…okay, so I’m back with part II of my favourite 2019 reads. Let’s save the introduction and get straight into it!
I read Sara Collins’ The Confessions of Frannie Langton and *loved* it. This is yet another historical fiction murder mystery (
but just before the Victorian period, haha, but very close). It’s 1826 and crowds gather to watch Frannie’s trial for murder. The testimonies are damning – slave, whore, seductress – and they may be the truth. But they are not the whole truth.
I liked this for multiple reasons: it tackled class issues, racial issues, LGBTQ+ issues in a society that cared very little for these groups. It raised some very interesting questions, like “what constitutes as a criminal?”, “when should someone feel guilty?” and “can some actions be justified?”. It was a very thought-provoking book. I just had some difficulties with the F/F romance – not a lot of chemistry between the two.
So next is the heartbreaking non-fiction by Jeremy Dronfield: The Boy Who Followed His Father into Auschwitz. Gustav and Fritz Kleinmann, father and son, have managed to survive the Holocaust together, only being separated for a few years in between. Dronfield, relying on extensive research and family history, has traced the story of these two men and has brought it before us.
I learnt a lot from this; more than I ever could have from school. It’s historical, but it’s also personal. It’s the history of two remarkable men. It was a beautiful read, despite the tragedy that is describes. If we can take anything away from this piece of history, it’s that hope and resilience is everything. Time may not heal wounds, but it allows us to prosper, in spite of our experiences.
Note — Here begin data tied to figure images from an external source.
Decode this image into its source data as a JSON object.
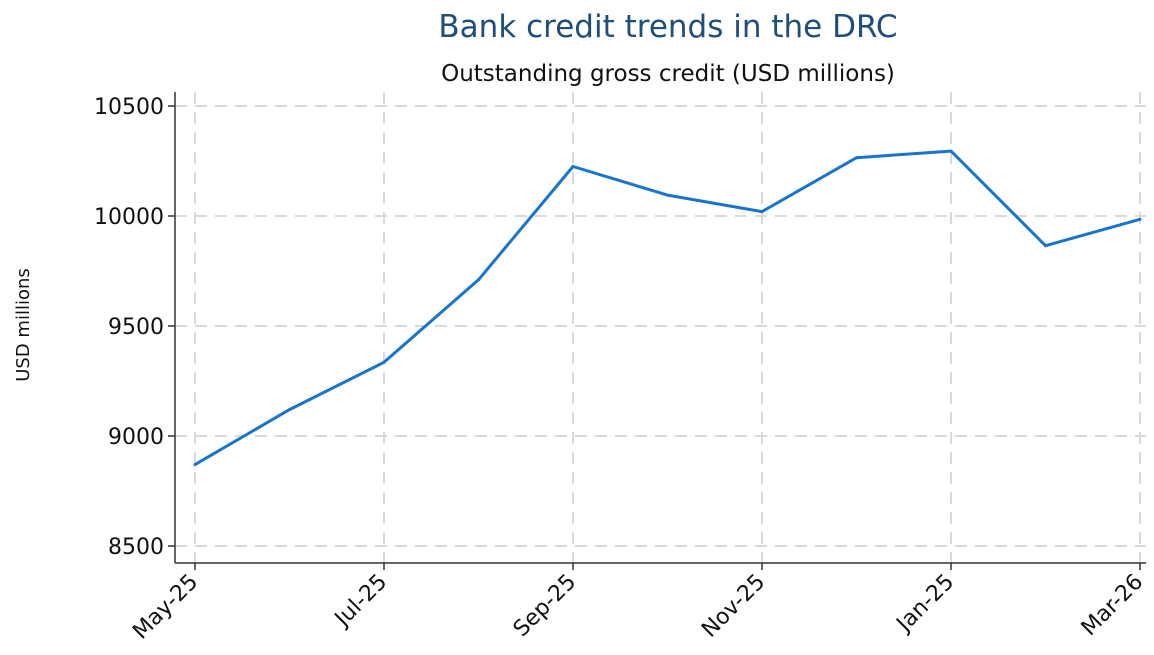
{
  "colors": {
    "title": "#1f4e79",
    "line": "#1874cd",
    "grid": "#d9d9d9",
    "axis": "#333333"
  },
  "chart_data": {
    "type": "line",
    "title": "Bank credit trends in the DRC",
    "subtitle": "Outstanding gross credit (USD millions)",
    "xlabel": "",
    "ylabel": "USD millions",
    "ylim": [
      8450,
      10550
    ],
    "yticks": [
      8500,
      9000,
      9500,
      10000,
      10500
    ],
    "ytick_labels": [
      "8500",
      "9000",
      "9500",
      "10000",
      "10500"
    ],
    "xtick_labels": [
      "May-25",
      "Jul-25",
      "Sep-25",
      "Nov-25",
      "Jan-25",
      "Mar-26"
    ],
    "grid": true,
    "x": [
      "May-25",
      "Jun-25",
      "Jul-25",
      "Aug-25",
      "Sep-25",
      "Oct-25",
      "Nov-25",
      "Dec-25",
      "Jan-25",
      "Feb-26",
      "Mar-26"
    ],
    "series": [
      {
        "values": [
          8870,
          9120,
          9335,
          9710,
          10225,
          10095,
          10020,
          10265,
          10295,
          9865,
          9985
        ]
      }
    ]
  }
}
Right, so we’ve finally got to my ALL TIME FAVOURITE OF 2019: Stacey Halls’ The Familiars. This is my favourite for a number of reasons: 1) witches, 2) it’s set in Lancashire around the Pendle Witch Trials, 3) it’s by a northern writer, and 4) it’s set within the natural world.
It’s takes a real accused woman from the Pendle Witch Trials and gives her a story. It’s explores the boundaries between upper- and lower-classes; it explores this idea of a “witch”; it explores how nature is an inherent part of witchcraft; and it explores how the patriarchy is responsible for the mass murder of women. Who said men weren’t hysterical?
It was like my witchy dreams had come true. Honestly, this is *sooooo* good. If you haven’t read it already, then get to it in 2020!
So my last favourite of 2019 has to be Laura Purcell’s The Corset, the most dreamy neo-Victorian novel I’ve read. It follows Dorothea Truelove, who is young, wealthy and beautiful, and Ruth Butterham, a young, poor woman awaiting trial for the murder of her mistress. Dorothea, a budding new phrenologist, takes an interest in Ruth and her story. But can Ruth be trusted? Is she mad or a murderer?
It was a deeply psychological book that looked at class differences and how someone’s guilt can control their life. I cannot fathom how Purcell created such a story, it was that complex and moving. I couldn’t get enough of this, and I think it’s one of the books that got me out this reading slump. I’m so excited for Bone China to come out in paperback – I think Purcell is gonna be a new fave author!
…so I only have nine favourite books of 2019 but we still have a couple of weeks left. I might end up finding another. As I mentioned in part I, I read a lot of disappointing books this year but I still managed to find some amazing books and authors. I’m really happy with these nine books, and I’m sure I’ll come back to revisit them one day!
What was your favourite book or author of the year? Book would be The Familiars, of course, and author (
or should I say authors?) would probably be Ambrose Perry! Let’s discuss it!